Once I had the supplies picked out, the layout came together really quickly. I changed the positioning of the tags on the photo because (obviously!) my photo was different from Amy’s. I added a tag for the date. Then I started playing with where the title would go, and I learned something: the thing that adds just the right bit of oomph to this layout? Those two crossed pieces of washi tape. I almost didn’t include them, but the layout just didn’t feel right until I included them. I think it’s because they give the title a home in the middle of the pattern.
I made Amy’s layout into my own by:
*adding more journaling
*including the date tag. If I don’t handwrite the date, I like to do something small that repeats part of another embellishment for the date.
*cutting the main title with a script font (LD something*?) and spelling the subtitle with different letter stickers (those pale orange alphas are one of my current favorite supplies)
*running the photo all the way to the edges of the layout
The way Amy’s layout pushed me out of my comfort zone? I used that nice, bold (for me) patterned paper. Remember…I like smaller patterns. But I took a deep breath and used this cloud paper (instead of the B side I bought it for) and you know? I love it!

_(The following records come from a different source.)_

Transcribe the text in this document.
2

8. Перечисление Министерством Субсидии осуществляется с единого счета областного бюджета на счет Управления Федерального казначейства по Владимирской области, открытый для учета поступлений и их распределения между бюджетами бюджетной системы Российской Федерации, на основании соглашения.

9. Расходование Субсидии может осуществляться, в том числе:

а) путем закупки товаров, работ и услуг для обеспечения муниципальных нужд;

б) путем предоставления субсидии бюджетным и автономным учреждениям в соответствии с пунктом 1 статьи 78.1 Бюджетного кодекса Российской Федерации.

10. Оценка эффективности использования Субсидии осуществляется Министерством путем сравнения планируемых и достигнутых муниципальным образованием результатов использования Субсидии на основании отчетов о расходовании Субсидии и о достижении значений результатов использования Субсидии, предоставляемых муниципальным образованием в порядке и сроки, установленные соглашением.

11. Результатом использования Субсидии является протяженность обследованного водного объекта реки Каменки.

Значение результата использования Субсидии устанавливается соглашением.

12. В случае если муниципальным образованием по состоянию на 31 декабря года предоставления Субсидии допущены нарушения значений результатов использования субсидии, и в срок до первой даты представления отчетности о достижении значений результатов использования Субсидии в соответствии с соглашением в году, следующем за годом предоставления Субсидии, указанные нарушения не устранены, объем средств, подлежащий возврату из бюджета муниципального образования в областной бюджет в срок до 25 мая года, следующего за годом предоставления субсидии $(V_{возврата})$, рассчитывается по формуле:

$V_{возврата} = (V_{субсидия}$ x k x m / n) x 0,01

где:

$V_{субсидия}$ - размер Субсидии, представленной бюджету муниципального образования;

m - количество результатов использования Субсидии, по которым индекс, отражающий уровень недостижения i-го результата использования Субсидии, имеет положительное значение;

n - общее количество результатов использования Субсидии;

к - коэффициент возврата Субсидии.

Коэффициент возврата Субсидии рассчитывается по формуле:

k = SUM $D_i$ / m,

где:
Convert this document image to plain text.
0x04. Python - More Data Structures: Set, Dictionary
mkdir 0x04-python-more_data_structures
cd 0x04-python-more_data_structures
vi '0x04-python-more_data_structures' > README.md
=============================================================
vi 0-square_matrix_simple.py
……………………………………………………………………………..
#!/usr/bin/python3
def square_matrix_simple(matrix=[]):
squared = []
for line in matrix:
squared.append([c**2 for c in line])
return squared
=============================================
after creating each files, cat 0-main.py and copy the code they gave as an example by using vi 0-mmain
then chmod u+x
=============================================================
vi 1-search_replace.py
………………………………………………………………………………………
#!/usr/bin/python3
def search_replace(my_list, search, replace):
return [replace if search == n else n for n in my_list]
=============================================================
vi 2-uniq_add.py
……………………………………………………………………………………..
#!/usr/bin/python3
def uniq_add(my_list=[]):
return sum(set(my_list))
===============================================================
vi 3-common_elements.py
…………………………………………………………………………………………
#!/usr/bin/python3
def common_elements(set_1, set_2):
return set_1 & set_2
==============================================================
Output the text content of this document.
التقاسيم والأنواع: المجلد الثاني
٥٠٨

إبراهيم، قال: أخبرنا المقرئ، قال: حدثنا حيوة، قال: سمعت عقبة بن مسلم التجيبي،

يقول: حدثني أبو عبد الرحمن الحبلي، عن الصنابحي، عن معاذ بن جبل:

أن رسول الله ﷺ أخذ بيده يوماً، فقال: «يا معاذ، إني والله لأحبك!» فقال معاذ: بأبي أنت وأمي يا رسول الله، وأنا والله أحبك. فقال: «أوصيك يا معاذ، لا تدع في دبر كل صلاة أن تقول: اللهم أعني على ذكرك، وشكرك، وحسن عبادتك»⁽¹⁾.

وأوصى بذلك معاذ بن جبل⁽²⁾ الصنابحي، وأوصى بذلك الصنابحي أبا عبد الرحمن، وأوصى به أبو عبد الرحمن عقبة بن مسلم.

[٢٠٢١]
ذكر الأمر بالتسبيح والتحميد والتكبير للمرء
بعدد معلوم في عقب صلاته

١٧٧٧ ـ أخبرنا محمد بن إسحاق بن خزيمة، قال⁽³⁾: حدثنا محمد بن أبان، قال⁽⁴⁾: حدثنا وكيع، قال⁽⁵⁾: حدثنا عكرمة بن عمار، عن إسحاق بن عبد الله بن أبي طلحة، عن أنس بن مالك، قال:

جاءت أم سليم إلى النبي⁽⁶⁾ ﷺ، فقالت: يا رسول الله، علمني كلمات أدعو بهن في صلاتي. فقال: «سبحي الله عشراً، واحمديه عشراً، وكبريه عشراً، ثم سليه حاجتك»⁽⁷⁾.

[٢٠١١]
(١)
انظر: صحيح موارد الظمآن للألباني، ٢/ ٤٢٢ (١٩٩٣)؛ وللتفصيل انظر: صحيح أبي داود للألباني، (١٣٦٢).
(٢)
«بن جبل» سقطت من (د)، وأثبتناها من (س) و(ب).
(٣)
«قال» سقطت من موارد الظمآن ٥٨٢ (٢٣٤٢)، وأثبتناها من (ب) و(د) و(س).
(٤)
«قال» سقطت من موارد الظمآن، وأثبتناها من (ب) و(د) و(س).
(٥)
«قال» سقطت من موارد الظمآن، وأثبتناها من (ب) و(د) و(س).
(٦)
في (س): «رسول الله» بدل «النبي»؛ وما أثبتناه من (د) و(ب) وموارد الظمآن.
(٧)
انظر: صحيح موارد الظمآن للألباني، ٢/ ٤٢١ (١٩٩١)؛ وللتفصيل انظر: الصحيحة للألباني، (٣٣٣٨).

Let’s look at how some other WCS team members make a scraplift or two their own!
Lisa made this layout
Lisa’s use of chevron patterned paper and the strong diagonal line (I love that and am all itchy & inspired to do this soon!) are reflective of Amy’s layout. To me, the photo is what really makes this feel like a “Lisa Ottosson” layout. About her process, Lisa says
I used Amy´s general design with the half page. I didn´t journal on this layout since I plan to have it in my general happy things album, which is more like a coffee table book than a scrapbook. I liked how my eyes were drawn to the photo on her layout and I tried to recreate that.
Jennie McGarvey also shared a couple of scraplifts. This first one
Two very different layouts—color, theme, embellishments. One very Jina, one very Jennie! They both make me want to do different things—Jina’s layout inspires me to do a then/now layout (maybe about how, twenty years ago I discovered that I really, really love black clothes. And how I still do now!) Jennie’s layout made me stop and think what everyday kinds of moments am I forgetting to document? (It also made me want some ice cream!)
and this one
I actually have Stephanie’s layout pinned on my scrapbooking board. I loved the vertical column of text. And I love just as much how Jennie changed that into the little story that is her title. (Sidenote: I gave up. I’m eating ice cream while I write this!)
Jennie says this about her scraplifting process for these two layouts:
For both of these pages, I kept pretty close to the original design. I had chosen both original pages because their overall design really appealed to me -- and I wanted to stay true to that. They were both done with materials that were pretty easy to use whatever products and make the design my own.
And there you go, as powerful a way as any to make a scraplift your own: similar design, different products.